99a Ich habe wohl deutlich machen können, daß hier kein Pessimismus verkündet werden soll. Besser gesagt, kein falscher Pessimismus, denn es gibt auch einen richtigen, und ohne ihn wird nichts Großes. Er ist die bittere Kraft, die das tapfere Herz und den schaffensfähigen Geist zum dauernden Werk befähigt. Dieser sollte allerdings vertreten - und es sollte auf die eine und eigentliche Entscheidung hingewiesen werden, die hinter den vielen Einzelentscheidungen liegt, wie sie sich überall aufdrängen. Ihre Möglichkeiten lauten: Untergang in einer inneren wie äußeren Zerstörung - oder aber eine neue Weltgestalt als Raum für eine ihres Sinnes bewußte und zukunftsfähige Menschlichkeit. (Fs)

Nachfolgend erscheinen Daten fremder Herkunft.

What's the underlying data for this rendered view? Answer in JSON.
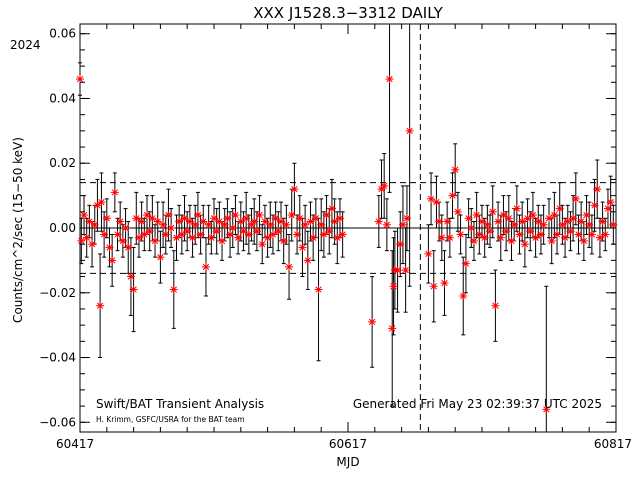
{
  "chart_data": {
    "type": "scatter",
    "title": "XXX J1528.3−3312 DAILY",
    "year_label": "2024",
    "xlabel": "MJD",
    "ylabel": "Counts/cm^2/sec (15−50 keV)",
    "xlim": [
      60417,
      60817
    ],
    "ylim": [
      -0.063,
      0.063
    ],
    "x_ticks": [
      60417,
      60617,
      60817
    ],
    "y_ticks": [
      -0.06,
      -0.04,
      -0.02,
      0.0,
      0.02,
      0.04,
      0.06
    ],
    "y_tick_labels": [
      "−0.06",
      "−0.04",
      "−0.02",
      "0.00",
      "0.02",
      "0.04",
      "0.06"
    ],
    "reference_lines": {
      "zero": 0.0,
      "upper_sigma": 0.014,
      "lower_sigma": -0.014
    },
    "vertical_marker_mjd": 60671,
    "footer_left": "Swift/BAT Transient Analysis",
    "footer_left_small": "H. Krimm, GSFC/USRA for the BAT team",
    "footer_right": "Generated Fri May 23 02:39:37 UTC 2025",
    "points": [
      {
        "x": 60417,
        "y": 0.046,
        "e": 0.005
      },
      {
        "x": 60418,
        "y": -0.004,
        "e": 0.007
      },
      {
        "x": 60420,
        "y": 0.004,
        "e": 0.006
      },
      {
        "x": 60422,
        "y": -0.003,
        "e": 0.006
      },
      {
        "x": 60424,
        "y": 0.002,
        "e": 0.005
      },
      {
        "x": 60426,
        "y": -0.005,
        "e": 0.007
      },
      {
        "x": 60428,
        "y": 0.001,
        "e": 0.006
      },
      {
        "x": 60430,
        "y": 0.007,
        "e": 0.008
      },
      {
        "x": 60432,
        "y": -0.024,
        "e": 0.016
      },
      {
        "x": 60433,
        "y": 0.008,
        "e": 0.009
      },
      {
        "x": 60435,
        "y": -0.002,
        "e": 0.007
      },
      {
        "x": 60437,
        "y": 0.003,
        "e": 0.006
      },
      {
        "x": 60439,
        "y": -0.006,
        "e": 0.006
      },
      {
        "x": 60441,
        "y": -0.01,
        "e": 0.008
      },
      {
        "x": 60443,
        "y": 0.011,
        "e": 0.006
      },
      {
        "x": 60445,
        "y": -0.002,
        "e": 0.005
      },
      {
        "x": 60447,
        "y": 0.002,
        "e": 0.006
      },
      {
        "x": 60449,
        "y": -0.004,
        "e": 0.005
      },
      {
        "x": 60451,
        "y": 0.0,
        "e": 0.006
      },
      {
        "x": 60453,
        "y": -0.006,
        "e": 0.008
      },
      {
        "x": 60455,
        "y": -0.015,
        "e": 0.012
      },
      {
        "x": 60457,
        "y": -0.019,
        "e": 0.013
      },
      {
        "x": 60459,
        "y": 0.003,
        "e": 0.008
      },
      {
        "x": 60461,
        "y": -0.003,
        "e": 0.006
      },
      {
        "x": 60463,
        "y": 0.002,
        "e": 0.006
      },
      {
        "x": 60465,
        "y": -0.002,
        "e": 0.005
      },
      {
        "x": 60467,
        "y": 0.004,
        "e": 0.006
      },
      {
        "x": 60469,
        "y": -0.001,
        "e": 0.006
      },
      {
        "x": 60471,
        "y": 0.003,
        "e": 0.007
      },
      {
        "x": 60473,
        "y": -0.004,
        "e": 0.005
      },
      {
        "x": 60475,
        "y": 0.002,
        "e": 0.006
      },
      {
        "x": 60477,
        "y": -0.009,
        "e": 0.008
      },
      {
        "x": 60479,
        "y": 0.001,
        "e": 0.007
      },
      {
        "x": 60481,
        "y": -0.002,
        "e": 0.006
      },
      {
        "x": 60483,
        "y": 0.004,
        "e": 0.008
      },
      {
        "x": 60485,
        "y": 0.0,
        "e": 0.006
      },
      {
        "x": 60487,
        "y": -0.019,
        "e": 0.012
      },
      {
        "x": 60489,
        "y": -0.003,
        "e": 0.007
      },
      {
        "x": 60491,
        "y": 0.002,
        "e": 0.005
      },
      {
        "x": 60493,
        "y": -0.002,
        "e": 0.006
      },
      {
        "x": 60495,
        "y": 0.003,
        "e": 0.007
      },
      {
        "x": 60497,
        "y": -0.001,
        "e": 0.006
      },
      {
        "x": 60499,
        "y": 0.002,
        "e": 0.005
      },
      {
        "x": 60501,
        "y": -0.003,
        "e": 0.006
      },
      {
        "x": 60503,
        "y": 0.001,
        "e": 0.006
      },
      {
        "x": 60505,
        "y": 0.004,
        "e": 0.007
      },
      {
        "x": 60507,
        "y": -0.002,
        "e": 0.006
      },
      {
        "x": 60509,
        "y": 0.002,
        "e": 0.005
      },
      {
        "x": 60511,
        "y": -0.012,
        "e": 0.009
      },
      {
        "x": 60513,
        "y": 0.001,
        "e": 0.006
      },
      {
        "x": 60515,
        "y": -0.003,
        "e": 0.005
      },
      {
        "x": 60517,
        "y": 0.003,
        "e": 0.006
      },
      {
        "x": 60519,
        "y": -0.001,
        "e": 0.007
      },
      {
        "x": 60521,
        "y": 0.002,
        "e": 0.006
      },
      {
        "x": 60523,
        "y": -0.004,
        "e": 0.006
      },
      {
        "x": 60525,
        "y": 0.001,
        "e": 0.005
      },
      {
        "x": 60527,
        "y": 0.003,
        "e": 0.006
      },
      {
        "x": 60529,
        "y": -0.002,
        "e": 0.007
      },
      {
        "x": 60531,
        "y": 0.0,
        "e": 0.006
      },
      {
        "x": 60533,
        "y": 0.004,
        "e": 0.006
      },
      {
        "x": 60535,
        "y": -0.003,
        "e": 0.005
      },
      {
        "x": 60537,
        "y": 0.002,
        "e": 0.006
      },
      {
        "x": 60539,
        "y": -0.001,
        "e": 0.006
      },
      {
        "x": 60541,
        "y": 0.003,
        "e": 0.008
      },
      {
        "x": 60543,
        "y": -0.002,
        "e": 0.006
      },
      {
        "x": 60545,
        "y": 0.001,
        "e": 0.005
      },
      {
        "x": 60547,
        "y": 0.002,
        "e": 0.007
      },
      {
        "x": 60549,
        "y": -0.001,
        "e": 0.006
      },
      {
        "x": 60551,
        "y": 0.004,
        "e": 0.006
      },
      {
        "x": 60553,
        "y": -0.005,
        "e": 0.006
      },
      {
        "x": 60555,
        "y": 0.002,
        "e": 0.005
      },
      {
        "x": 60557,
        "y": -0.003,
        "e": 0.006
      },
      {
        "x": 60559,
        "y": 0.001,
        "e": 0.007
      },
      {
        "x": 60561,
        "y": -0.002,
        "e": 0.006
      },
      {
        "x": 60563,
        "y": 0.003,
        "e": 0.005
      },
      {
        "x": 60565,
        "y": -0.001,
        "e": 0.006
      },
      {
        "x": 60567,
        "y": 0.002,
        "e": 0.006
      },
      {
        "x": 60569,
        "y": -0.004,
        "e": 0.007
      },
      {
        "x": 60571,
        "y": 0.001,
        "e": 0.006
      },
      {
        "x": 60573,
        "y": -0.012,
        "e": 0.01
      },
      {
        "x": 60575,
        "y": 0.004,
        "e": 0.008
      },
      {
        "x": 60577,
        "y": 0.012,
        "e": 0.008
      },
      {
        "x": 60579,
        "y": -0.002,
        "e": 0.006
      },
      {
        "x": 60581,
        "y": 0.003,
        "e": 0.007
      },
      {
        "x": 60583,
        "y": -0.006,
        "e": 0.009
      },
      {
        "x": 60585,
        "y": 0.001,
        "e": 0.006
      },
      {
        "x": 60587,
        "y": -0.01,
        "e": 0.009
      },
      {
        "x": 60589,
        "y": 0.002,
        "e": 0.006
      },
      {
        "x": 60591,
        "y": -0.003,
        "e": 0.007
      },
      {
        "x": 60593,
        "y": 0.003,
        "e": 0.006
      },
      {
        "x": 60595,
        "y": -0.019,
        "e": 0.022
      },
      {
        "x": 60597,
        "y": 0.001,
        "e": 0.008
      },
      {
        "x": 60599,
        "y": -0.002,
        "e": 0.007
      },
      {
        "x": 60601,
        "y": 0.004,
        "e": 0.006
      },
      {
        "x": 60603,
        "y": -0.001,
        "e": 0.007
      },
      {
        "x": 60605,
        "y": 0.006,
        "e": 0.009
      },
      {
        "x": 60607,
        "y": 0.002,
        "e": 0.007
      },
      {
        "x": 60609,
        "y": -0.003,
        "e": 0.008
      },
      {
        "x": 60611,
        "y": 0.003,
        "e": 0.006
      },
      {
        "x": 60613,
        "y": -0.002,
        "e": 0.007
      },
      {
        "x": 60635,
        "y": -0.029,
        "e": 0.014
      },
      {
        "x": 60640,
        "y": 0.002,
        "e": 0.008
      },
      {
        "x": 60642,
        "y": 0.012,
        "e": 0.009
      },
      {
        "x": 60644,
        "y": 0.013,
        "e": 0.01
      },
      {
        "x": 60646,
        "y": 0.001,
        "e": 0.008
      },
      {
        "x": 60648,
        "y": 0.046,
        "e": 0.035
      },
      {
        "x": 60650,
        "y": -0.031,
        "e": 0.024
      },
      {
        "x": 60651,
        "y": -0.018,
        "e": 0.015
      },
      {
        "x": 60652,
        "y": -0.013,
        "e": 0.012
      },
      {
        "x": 60654,
        "y": -0.013,
        "e": 0.013
      },
      {
        "x": 60656,
        "y": -0.005,
        "e": 0.01
      },
      {
        "x": 60658,
        "y": 0.001,
        "e": 0.012
      },
      {
        "x": 60660,
        "y": -0.013,
        "e": 0.013
      },
      {
        "x": 60661,
        "y": 0.003,
        "e": 0.01
      },
      {
        "x": 60663,
        "y": 0.03,
        "e": 0.048
      },
      {
        "x": 60677,
        "y": -0.008,
        "e": 0.009
      },
      {
        "x": 60679,
        "y": 0.009,
        "e": 0.008
      },
      {
        "x": 60681,
        "y": -0.018,
        "e": 0.011
      },
      {
        "x": 60683,
        "y": 0.008,
        "e": 0.008
      },
      {
        "x": 60685,
        "y": 0.002,
        "e": 0.006
      },
      {
        "x": 60687,
        "y": -0.003,
        "e": 0.007
      },
      {
        "x": 60689,
        "y": -0.017,
        "e": 0.01
      },
      {
        "x": 60691,
        "y": 0.002,
        "e": 0.006
      },
      {
        "x": 60693,
        "y": -0.003,
        "e": 0.006
      },
      {
        "x": 60695,
        "y": 0.01,
        "e": 0.007
      },
      {
        "x": 60697,
        "y": 0.018,
        "e": 0.008
      },
      {
        "x": 60699,
        "y": 0.005,
        "e": 0.006
      },
      {
        "x": 60701,
        "y": -0.002,
        "e": 0.006
      },
      {
        "x": 60703,
        "y": -0.021,
        "e": 0.012
      },
      {
        "x": 60705,
        "y": -0.011,
        "e": 0.009
      },
      {
        "x": 60707,
        "y": 0.003,
        "e": 0.006
      },
      {
        "x": 60709,
        "y": 0.0,
        "e": 0.006
      },
      {
        "x": 60711,
        "y": -0.004,
        "e": 0.006
      },
      {
        "x": 60713,
        "y": 0.004,
        "e": 0.007
      },
      {
        "x": 60715,
        "y": -0.002,
        "e": 0.006
      },
      {
        "x": 60717,
        "y": 0.002,
        "e": 0.005
      },
      {
        "x": 60719,
        "y": -0.003,
        "e": 0.006
      },
      {
        "x": 60721,
        "y": 0.001,
        "e": 0.006
      },
      {
        "x": 60723,
        "y": -0.001,
        "e": 0.005
      },
      {
        "x": 60725,
        "y": 0.005,
        "e": 0.008
      },
      {
        "x": 60727,
        "y": -0.024,
        "e": 0.011
      },
      {
        "x": 60729,
        "y": 0.002,
        "e": 0.006
      },
      {
        "x": 60731,
        "y": -0.003,
        "e": 0.007
      },
      {
        "x": 60733,
        "y": 0.004,
        "e": 0.006
      },
      {
        "x": 60735,
        "y": -0.001,
        "e": 0.006
      },
      {
        "x": 60737,
        "y": 0.003,
        "e": 0.007
      },
      {
        "x": 60739,
        "y": -0.004,
        "e": 0.006
      },
      {
        "x": 60741,
        "y": 0.001,
        "e": 0.005
      },
      {
        "x": 60743,
        "y": 0.006,
        "e": 0.007
      },
      {
        "x": 60745,
        "y": -0.002,
        "e": 0.006
      },
      {
        "x": 60747,
        "y": 0.002,
        "e": 0.006
      },
      {
        "x": 60749,
        "y": -0.005,
        "e": 0.007
      },
      {
        "x": 60751,
        "y": 0.003,
        "e": 0.006
      },
      {
        "x": 60753,
        "y": -0.001,
        "e": 0.006
      },
      {
        "x": 60755,
        "y": 0.004,
        "e": 0.007
      },
      {
        "x": 60757,
        "y": -0.003,
        "e": 0.006
      },
      {
        "x": 60759,
        "y": 0.002,
        "e": 0.005
      },
      {
        "x": 60761,
        "y": -0.002,
        "e": 0.006
      },
      {
        "x": 60763,
        "y": 0.001,
        "e": 0.006
      },
      {
        "x": 60765,
        "y": -0.056,
        "e": 0.038
      },
      {
        "x": 60767,
        "y": 0.003,
        "e": 0.006
      },
      {
        "x": 60769,
        "y": -0.004,
        "e": 0.007
      },
      {
        "x": 60771,
        "y": 0.004,
        "e": 0.007
      },
      {
        "x": 60773,
        "y": -0.002,
        "e": 0.006
      },
      {
        "x": 60775,
        "y": 0.006,
        "e": 0.008
      },
      {
        "x": 60777,
        "y": 0.001,
        "e": 0.006
      },
      {
        "x": 60779,
        "y": -0.003,
        "e": 0.006
      },
      {
        "x": 60781,
        "y": 0.002,
        "e": 0.005
      },
      {
        "x": 60783,
        "y": -0.001,
        "e": 0.006
      },
      {
        "x": 60785,
        "y": 0.003,
        "e": 0.007
      },
      {
        "x": 60787,
        "y": 0.009,
        "e": 0.008
      },
      {
        "x": 60789,
        "y": -0.002,
        "e": 0.006
      },
      {
        "x": 60791,
        "y": 0.002,
        "e": 0.006
      },
      {
        "x": 60793,
        "y": -0.004,
        "e": 0.006
      },
      {
        "x": 60795,
        "y": 0.004,
        "e": 0.006
      },
      {
        "x": 60797,
        "y": 0.001,
        "e": 0.007
      },
      {
        "x": 60799,
        "y": -0.002,
        "e": 0.006
      },
      {
        "x": 60801,
        "y": 0.007,
        "e": 0.008
      },
      {
        "x": 60803,
        "y": 0.012,
        "e": 0.009
      },
      {
        "x": 60805,
        "y": -0.003,
        "e": 0.006
      },
      {
        "x": 60807,
        "y": 0.002,
        "e": 0.006
      },
      {
        "x": 60809,
        "y": -0.002,
        "e": 0.005
      },
      {
        "x": 60811,
        "y": 0.006,
        "e": 0.006
      },
      {
        "x": 60813,
        "y": 0.008,
        "e": 0.008
      },
      {
        "x": 60815,
        "y": 0.001,
        "e": 0.006
      }
    ]
  },
  "colors": {
    "marker": "#ff0000",
    "axis": "#000000",
    "background": "#ffffff"
  }
}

100a Auf die Frage nach dem Wesen und dem Charakter dieser Weltgestalt soll hier nicht eingegangen werden. Wenn man die an vielen Stellen sich zeigenden Ansätze miteinander in Verbindung brächte; die Eigenart der werdenden Formen und Ordnungen untersuchte und sich bemühte, die wirkenden Motive und Haltungen zu verstehen, wäre wohl manches zu sagen. Es würde aber den Rahmen dieser kleinen Schrift überschreiten; so muß es für eine andere Gelegenheit zurückgestellt sein. (Fs)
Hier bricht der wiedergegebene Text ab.